As with the “Temple of Diana”, it is not entirely clear why the tower was built in the first place. It was probably a part of the town fortifications, possibly also a mere demonstration of Roman power.

The Roman tradition is, of course, what unites Nîmes and Arles. Both towns were large enough to accommodate amphitheatres that seated well over 20,000 spectators, and both towns converted these theatres first into protective shells for residential dwellings and later into bull-fighting arenas.

On top of its Roman arena, Nîmes also has the Maison Carrée, perhaps the best-preserved Roman temple anywhere in the world.

At some stage, however, Nîmes and Arles appear to have gone off in different directions. What seems to have happened is that, when faced with the challenges of modernity, Arles withdrew into the shell of the familiar, turning its gaze inside, while Nîmes opened up, looking to the outside world.

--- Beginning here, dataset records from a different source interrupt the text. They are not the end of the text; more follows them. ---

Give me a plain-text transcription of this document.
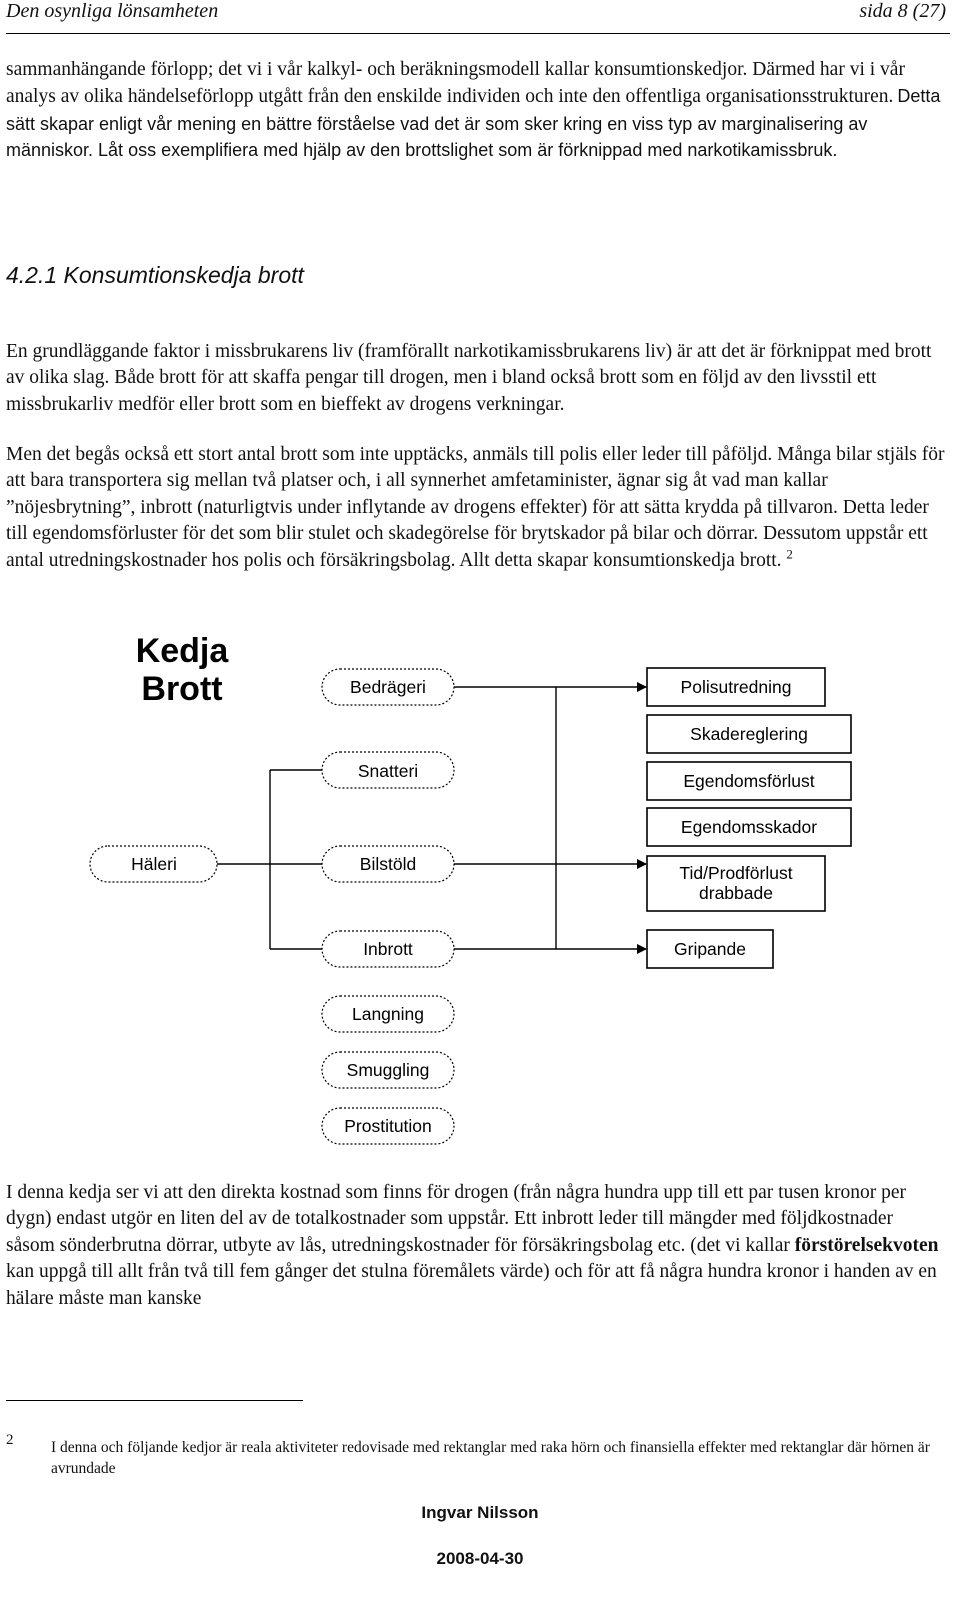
Den osynliga lönsamheten	sida 8 (27)
sammanhängande förlopp; det vi i vår kalkyl- och beräkningsmodell kallar konsumtionskedjor. Därmed har vi i vår analys av olika händelseförlopp utgått från den enskilde individen och inte den offentliga organisationsstrukturen. Detta sätt skapar enligt vår mening en bättre förståelse vad det är som sker kring en viss typ av marginalisering av människor. Låt oss exemplifiera med hjälp av den brottslighet som är förknippad med narkotikamissbruk.
4.2.1 Konsumtionskedja brott
En grundläggande faktor i missbrukarens liv (framförallt narkotikamissbrukarens liv) är att det är förknippat med brott av olika slag. Både brott för att skaffa pengar till drogen, men i bland också brott som en följd av den livsstil ett missbrukarliv medför eller brott som en bieffekt av drogens verkningar.
Men det begås också ett stort antal brott som inte upptäcks, anmäls till polis eller leder till påföljd. Många bilar stjäls för att bara transportera sig mellan två platser och, i all synnerhet amfetaminister, ägnar sig åt vad man kallar ”nöjesbrytning”, inbrott (naturligtvis under inflytande av drogens effekter) för att sätta krydda på tillvaron. Detta leder till egendomsförluster för det som blir stulet och skadegörelse för brytskador på bilar och dörrar. Dessutom uppstår ett antal utredningskostnader hos polis och försäkringsbolag. Allt detta skapar konsumtionskedja brott. $^2$
Kedja
Brott
Häleri
Bedrägeri
Snatteri
Bilstöld
Inbrott
Langning
Smuggling
Prostitution
Polisutredning
Skadereglering
Egendomsförlust
Egendomsskador
Tid/Prodförlust
drabbade
Gripande
I denna kedja ser vi att den direkta kostnad som finns för drogen (från några hundra upp till ett par tusen kronor per dygn) endast utgör en liten del av de totalkostnader som uppstår. Ett inbrott leder till mängder med följdkostnader såsom sönderbrutna dörrar, utbyte av lås, utredningskostnader för försäkringsbolag etc. (det vi kallar förstörelsekvoten kan uppgå till allt från två till fem gånger det stulna föremålets värde) och för att få några hundra kronor i handen av en hälare måste man kanske
2 I denna och följande kedjor är reala aktiviteter redovisade med rektanglar med raka hörn och finansiella effekter med rektanglar där hörnen är avrundade
Ingvar Nilsson
2008-04-30
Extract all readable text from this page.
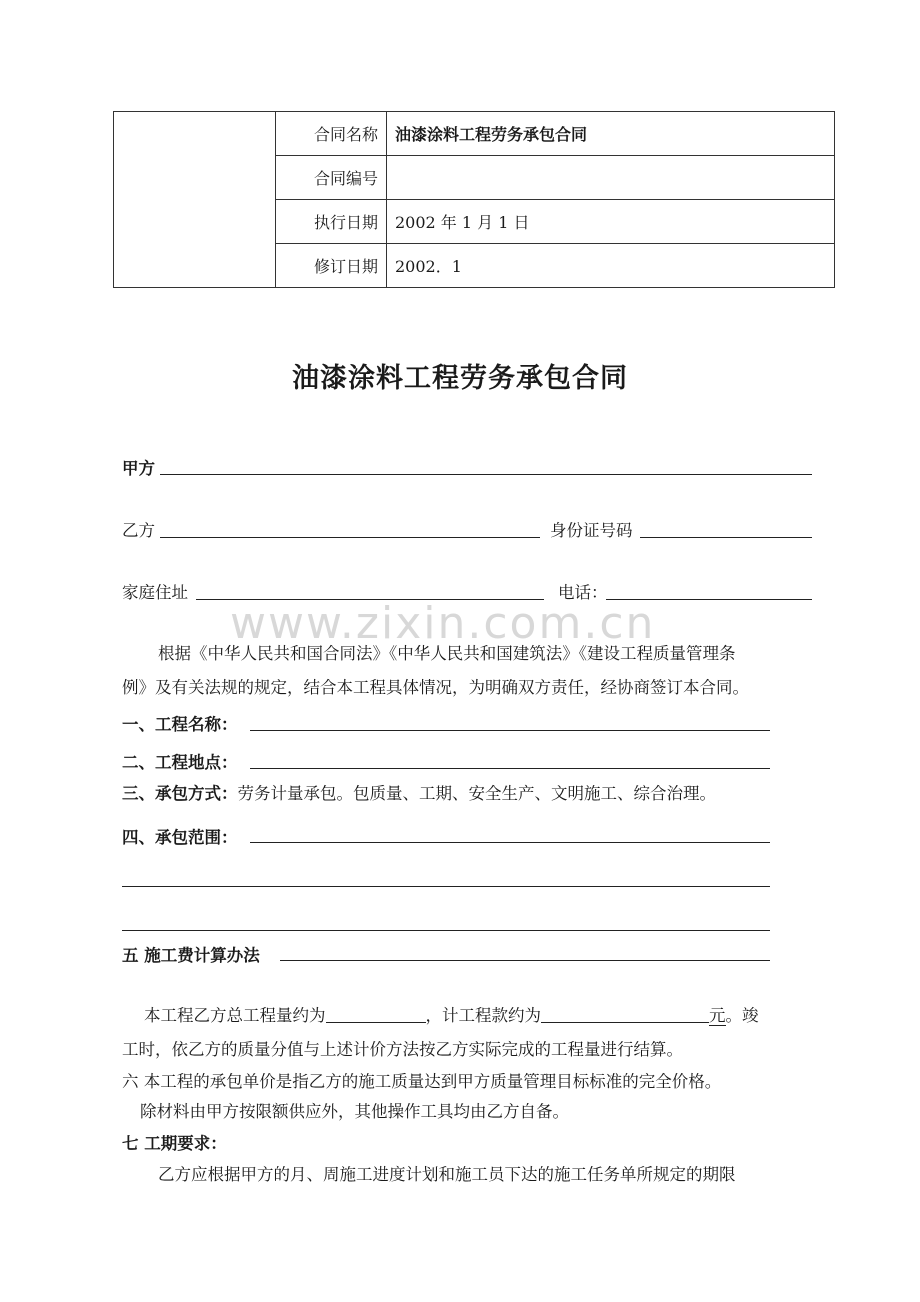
	合同名称	油漆涂料工程劳务承包合同
	合同编号	
	执行日期	2002 年 1 月 1 日
	修订日期	2002．1
油漆涂料工程劳务承包合同
www.zixin.com.cn
甲方
乙方	身份证号码
家庭住址	电话：
根据《中华人民共和国合同法》《中华人民共和国建筑法》《建设工程质量管理条
例》及有关法规的规定，结合本工程具体情况，为明确双方责任，经协商签订本合同。
一、工程名称：
二、工程地点：
三、承包方式：劳务计量承包。包质量、工期、安全生产、文明施工、综合治理。
四、承包范围：
五 施工费计算办法
本工程乙方总工程量约为	，计工程款约为	元。竣
工时，依乙方的质量分值与上述计价方法按乙方实际完成的工程量进行结算。
六 本工程的承包单价是指乙方的施工质量达到甲方质量管理目标标准的完全价格。
除材料由甲方按限额供应外，其他操作工具均由乙方自备。
七 工期要求：
乙方应根据甲方的月、周施工进度计划和施工员下达的施工任务单所规定的期限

Factors such as size and status may have played a part (Nîmes has generally been the bigger of the two, although the gap seems to have widened in recent times, and is the capital of its département, while Arles has always lived in the shadow of near-by Marseille), but one feels that the cities may have looked more similar to each other in the past.

Still, decisions of how to face the future appear to have been made, and we can still hear their distant echo, 150 years after the event.

A visit to the Fontaine Gardens of Nîmes is well worth the time!